Toyota Australia says that despite its parent company’s global plan to introduce an electrified variant into every model in its line-up by 2025, Australia will march to the beat of a different drum.
The global strategy outlines an electrified future for Toyota with specific hybrid and electric vehicle sales targets, as well as minimum electrified model variant requirements, but it appears Australia’s unique makeup will deviate from that plan.
Toyota Australia vice president, Matthew Callachor, told TMR that the local arm has no plans to introduce any new variants of its top-selling HiLux and popular LandCruiser and LandCruiser Prado models in Oz.
“At this point in time and for the next foreseeable future the current powertrains (in the HiLux and LandCruisers) are the ones best suited to those vehicles, particularly in the applications they are working in,” he said.
“What we actually have in Australia doesn’t necessarily mean every vehicle will be electrified at that particular point in time because there are unique Australian requirements as well in terms of regulations, and also demand.
“We have vast distances to travel compared to places such as Europe and we also have industries which require those vehicles to perform as tools of trade as well.”
But there will be other new electrified variants coming to Australia and among those cars is the possibility of an electrified version of the upcoming Toyota two-door ‘Supra’ sports coupe as well as the current 86.

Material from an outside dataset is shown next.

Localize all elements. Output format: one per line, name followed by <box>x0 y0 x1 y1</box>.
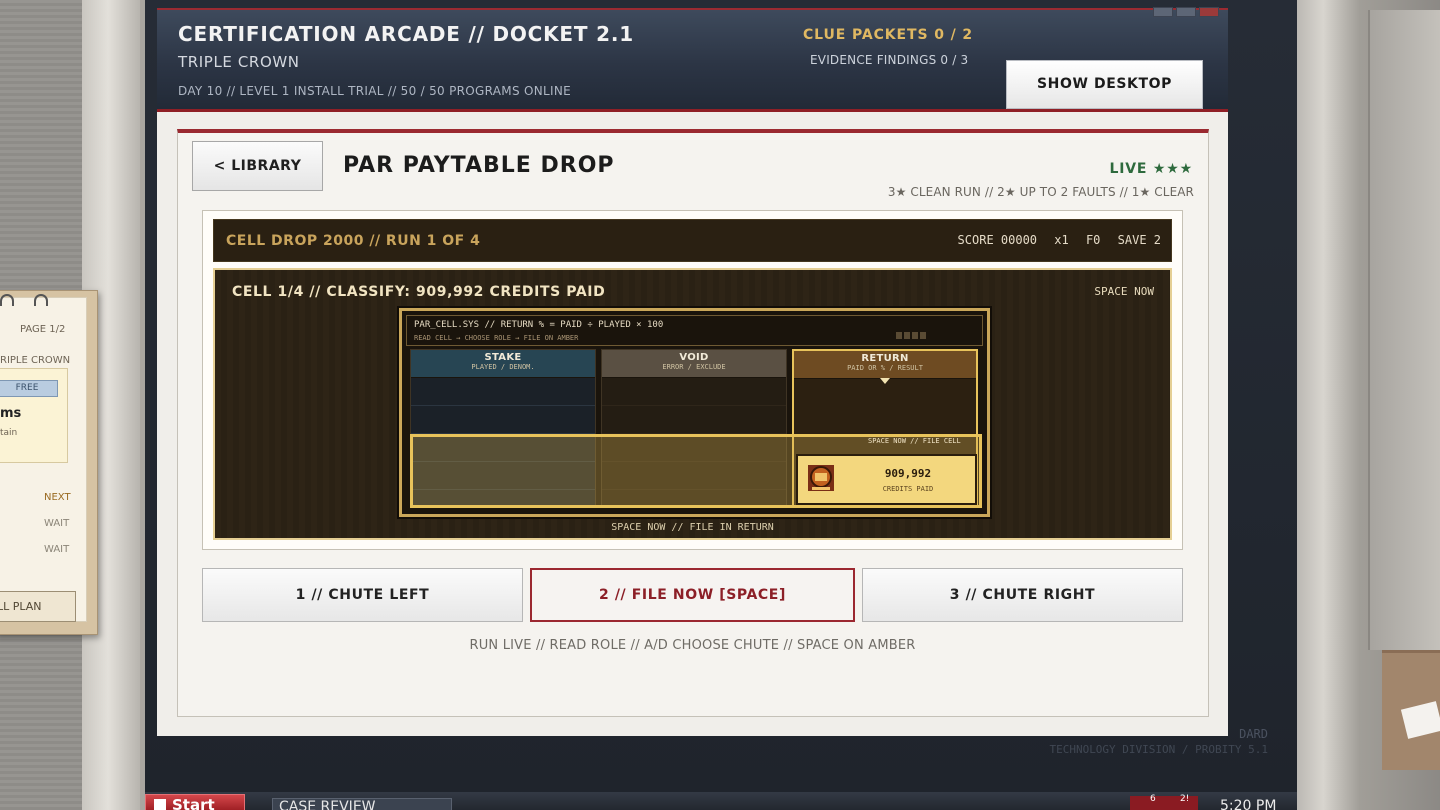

“I wouldn’t really like to speculate on it at the moment but there’s nothing out of the question in terms of hybrid powertrains for any of these (Supra and 86).
“What we are saying is those high-end sports cars, just like Le Mans cars, those are all hybrid type vehicles and heading towards electrification. So, certainly in that sports car area, there’s still a big trend towards those vehicles as well.”

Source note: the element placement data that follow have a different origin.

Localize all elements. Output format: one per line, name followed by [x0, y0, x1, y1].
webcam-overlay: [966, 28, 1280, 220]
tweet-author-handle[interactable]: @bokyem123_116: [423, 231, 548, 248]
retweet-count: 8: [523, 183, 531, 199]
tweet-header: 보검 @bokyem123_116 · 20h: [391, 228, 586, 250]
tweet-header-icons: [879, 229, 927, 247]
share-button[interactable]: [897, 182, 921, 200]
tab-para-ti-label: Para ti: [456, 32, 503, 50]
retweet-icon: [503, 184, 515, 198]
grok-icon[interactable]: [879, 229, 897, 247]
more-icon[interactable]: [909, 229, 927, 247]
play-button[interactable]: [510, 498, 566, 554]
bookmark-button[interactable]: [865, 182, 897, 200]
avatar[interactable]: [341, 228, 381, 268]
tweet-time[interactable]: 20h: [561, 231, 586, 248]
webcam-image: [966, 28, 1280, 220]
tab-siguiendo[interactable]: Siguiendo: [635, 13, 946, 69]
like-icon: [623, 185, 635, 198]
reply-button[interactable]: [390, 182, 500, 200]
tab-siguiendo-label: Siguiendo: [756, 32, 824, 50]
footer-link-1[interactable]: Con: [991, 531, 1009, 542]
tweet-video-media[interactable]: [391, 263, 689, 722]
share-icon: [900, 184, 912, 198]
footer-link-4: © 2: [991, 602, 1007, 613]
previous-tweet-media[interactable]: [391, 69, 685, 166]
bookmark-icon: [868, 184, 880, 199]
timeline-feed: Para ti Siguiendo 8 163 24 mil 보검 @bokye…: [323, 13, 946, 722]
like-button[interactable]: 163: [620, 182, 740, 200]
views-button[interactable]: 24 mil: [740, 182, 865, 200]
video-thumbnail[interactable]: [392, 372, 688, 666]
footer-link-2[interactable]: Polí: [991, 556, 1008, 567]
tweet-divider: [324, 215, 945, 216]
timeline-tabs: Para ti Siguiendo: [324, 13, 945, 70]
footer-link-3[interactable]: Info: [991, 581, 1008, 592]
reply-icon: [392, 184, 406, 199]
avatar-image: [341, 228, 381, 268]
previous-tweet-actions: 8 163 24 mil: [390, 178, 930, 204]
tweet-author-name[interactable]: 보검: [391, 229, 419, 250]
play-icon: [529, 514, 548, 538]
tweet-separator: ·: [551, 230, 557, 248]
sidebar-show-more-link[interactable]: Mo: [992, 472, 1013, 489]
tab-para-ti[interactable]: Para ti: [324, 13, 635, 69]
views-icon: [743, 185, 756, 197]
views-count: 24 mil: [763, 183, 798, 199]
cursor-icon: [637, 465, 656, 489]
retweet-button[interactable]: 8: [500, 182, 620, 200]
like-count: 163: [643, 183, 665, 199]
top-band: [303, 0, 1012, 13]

While Toyota builds its hybrid offerings here it may also begin to introduce new plug-in models, the first of which is likely to be the Prius Prime PHEV, currently available in North America, but Callachor held back from divulging any details.
“There could be some plug-ins, but I can’t really go into that at this moment” he said.
“Currently we’ve got five hybrids and out to 2020 we’ll increase that to eight.”